If you get to the second page of a feedback form, chances are you’re being asked to do the company’s market research, provide a performance rating for customer staff, redesign a website, contribute a testimonial to its advertising and, what’s worst, set yourself up for another selling opportunity from the company.
Frankly I’d need a big jackpot to provide all those corporate services for free.
But many of us do provide this information for free, which is why more companies are following customers around online like a whiny toddler asking what you think of them.
If you’re curious why banks, telcos, airlines and standing-desk suppliers are so keen on feedback, just browse the literature on survey marketing. First, it’s cheap market information. They don’t have to send people out on the street with clipboards; they just automatically shoot surveys back to anyone who interacts online or on the phone. They get information about their staff, sites and systems; they can use the information to rev up sales teams or dress them down, and they might get a free testimonial.
The smarter companies combine the information you give them with the data they have from your online interaction with them. This will tell them why you stopped buying the airline ticket at the point where they asked for a charity donation. Or it might explain why you signed up for something but never used it. Analytics, it’s worth a lot more to them than to you.
But customer comments could also be gobbled up by a data bot and used by the company to sell them something else; or passed on to another company for a sales opportunity; or end up in the hands of a law firm that’s litigating on, say, standing desks and bad backs.

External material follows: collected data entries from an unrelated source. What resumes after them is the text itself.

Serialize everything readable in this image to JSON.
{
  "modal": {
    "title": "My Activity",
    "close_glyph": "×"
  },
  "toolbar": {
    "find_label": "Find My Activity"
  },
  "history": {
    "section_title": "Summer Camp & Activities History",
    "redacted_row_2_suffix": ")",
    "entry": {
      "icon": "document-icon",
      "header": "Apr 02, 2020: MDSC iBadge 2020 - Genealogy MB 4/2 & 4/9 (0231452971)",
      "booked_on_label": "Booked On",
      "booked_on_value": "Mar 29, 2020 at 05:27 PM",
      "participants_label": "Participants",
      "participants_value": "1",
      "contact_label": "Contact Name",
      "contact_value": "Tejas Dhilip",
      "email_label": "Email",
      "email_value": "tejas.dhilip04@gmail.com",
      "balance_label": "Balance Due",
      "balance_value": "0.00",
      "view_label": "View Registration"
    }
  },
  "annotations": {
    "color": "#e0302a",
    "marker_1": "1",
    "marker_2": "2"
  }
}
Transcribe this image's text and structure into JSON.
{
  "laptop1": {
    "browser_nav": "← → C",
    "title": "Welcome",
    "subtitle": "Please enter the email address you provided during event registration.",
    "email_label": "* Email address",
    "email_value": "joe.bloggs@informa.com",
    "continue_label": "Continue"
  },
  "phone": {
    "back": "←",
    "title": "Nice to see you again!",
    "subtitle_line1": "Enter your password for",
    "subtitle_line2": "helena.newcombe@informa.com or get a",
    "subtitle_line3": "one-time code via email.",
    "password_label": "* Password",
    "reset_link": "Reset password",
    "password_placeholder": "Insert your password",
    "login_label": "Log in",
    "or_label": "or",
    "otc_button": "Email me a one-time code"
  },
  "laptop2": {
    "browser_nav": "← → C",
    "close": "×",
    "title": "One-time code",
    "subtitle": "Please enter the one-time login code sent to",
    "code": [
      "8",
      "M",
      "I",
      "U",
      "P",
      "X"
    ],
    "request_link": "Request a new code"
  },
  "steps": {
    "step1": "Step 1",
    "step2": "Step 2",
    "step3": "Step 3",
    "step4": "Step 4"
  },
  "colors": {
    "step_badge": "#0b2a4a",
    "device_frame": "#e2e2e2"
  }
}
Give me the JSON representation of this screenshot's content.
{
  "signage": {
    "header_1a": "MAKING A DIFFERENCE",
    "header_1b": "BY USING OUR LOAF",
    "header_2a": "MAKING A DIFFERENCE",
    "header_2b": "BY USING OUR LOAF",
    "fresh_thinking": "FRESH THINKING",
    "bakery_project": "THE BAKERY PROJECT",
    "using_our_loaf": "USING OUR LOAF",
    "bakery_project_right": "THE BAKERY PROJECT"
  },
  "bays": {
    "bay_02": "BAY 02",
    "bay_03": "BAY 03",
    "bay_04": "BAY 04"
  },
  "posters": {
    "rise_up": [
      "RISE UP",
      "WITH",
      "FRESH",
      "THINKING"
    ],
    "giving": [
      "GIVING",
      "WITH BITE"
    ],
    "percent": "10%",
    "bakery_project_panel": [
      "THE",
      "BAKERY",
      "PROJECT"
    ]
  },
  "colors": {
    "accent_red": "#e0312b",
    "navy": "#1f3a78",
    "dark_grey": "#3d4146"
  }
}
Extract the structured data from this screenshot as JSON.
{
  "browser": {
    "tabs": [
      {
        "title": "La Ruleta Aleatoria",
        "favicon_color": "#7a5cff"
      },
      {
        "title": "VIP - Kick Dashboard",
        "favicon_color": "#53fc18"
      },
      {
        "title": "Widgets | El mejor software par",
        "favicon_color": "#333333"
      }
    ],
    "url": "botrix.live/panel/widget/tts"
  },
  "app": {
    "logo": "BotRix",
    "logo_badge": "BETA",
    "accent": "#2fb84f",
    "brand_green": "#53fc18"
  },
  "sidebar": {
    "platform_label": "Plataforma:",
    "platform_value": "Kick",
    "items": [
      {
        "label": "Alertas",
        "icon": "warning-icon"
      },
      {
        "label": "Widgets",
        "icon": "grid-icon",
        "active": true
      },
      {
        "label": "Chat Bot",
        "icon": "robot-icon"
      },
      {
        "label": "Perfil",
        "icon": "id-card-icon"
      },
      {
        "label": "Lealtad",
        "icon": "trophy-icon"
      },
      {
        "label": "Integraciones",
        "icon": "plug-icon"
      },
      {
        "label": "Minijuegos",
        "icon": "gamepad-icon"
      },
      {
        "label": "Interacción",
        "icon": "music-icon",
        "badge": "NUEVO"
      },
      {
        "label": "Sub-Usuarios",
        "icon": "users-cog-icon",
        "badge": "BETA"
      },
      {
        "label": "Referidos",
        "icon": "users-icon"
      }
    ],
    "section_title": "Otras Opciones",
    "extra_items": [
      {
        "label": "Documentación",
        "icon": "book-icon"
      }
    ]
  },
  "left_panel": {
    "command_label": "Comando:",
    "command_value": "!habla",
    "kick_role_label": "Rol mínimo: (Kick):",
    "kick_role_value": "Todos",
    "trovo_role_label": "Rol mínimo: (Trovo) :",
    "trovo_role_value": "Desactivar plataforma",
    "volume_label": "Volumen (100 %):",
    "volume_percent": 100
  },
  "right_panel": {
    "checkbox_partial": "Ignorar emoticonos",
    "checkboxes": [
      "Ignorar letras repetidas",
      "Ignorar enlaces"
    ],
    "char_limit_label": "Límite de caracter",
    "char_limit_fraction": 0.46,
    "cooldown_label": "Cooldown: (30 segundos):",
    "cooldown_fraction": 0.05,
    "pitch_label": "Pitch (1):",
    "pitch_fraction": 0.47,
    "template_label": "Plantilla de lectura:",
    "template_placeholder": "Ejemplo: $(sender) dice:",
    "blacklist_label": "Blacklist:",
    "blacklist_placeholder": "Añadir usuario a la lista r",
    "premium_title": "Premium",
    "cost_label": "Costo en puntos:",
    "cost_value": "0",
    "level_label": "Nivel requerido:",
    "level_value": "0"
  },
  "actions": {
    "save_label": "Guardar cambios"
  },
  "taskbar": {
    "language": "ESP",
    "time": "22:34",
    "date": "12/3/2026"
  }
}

If this sounds outlandish, consider the way some companies have used feedback to reconstruct themselves. One of the smartest reactions to poor feedback was Hootsuite’s response to negative comments on the design of its social media management app. It got its tech staff to read out the worst comments — “butt ugly”, “very Windows 95” and “looks like something my kid slapped together” — and made a YouTube video of it. By the end of the video, Hootsuite was showing off its new design.
It’s time to even the score and start answering the questions we’d like to see on surveys.
Here’s one. How would you rate the interest rate you are receiving on this back account — too low, just right or too high? If you answered too low, what sort of rate would you like?
Or, how do you rate your online flight booking experience? Did the final amount at the checkout surprise you? Would you like to see (1) lower fares, (2) free upgrades or (3) the fare that was originally advertised?
In the meantime, I’d like to add one feedback to the standing-desk company. I bought your desk because I like to stand up when I’m throwing brickbats.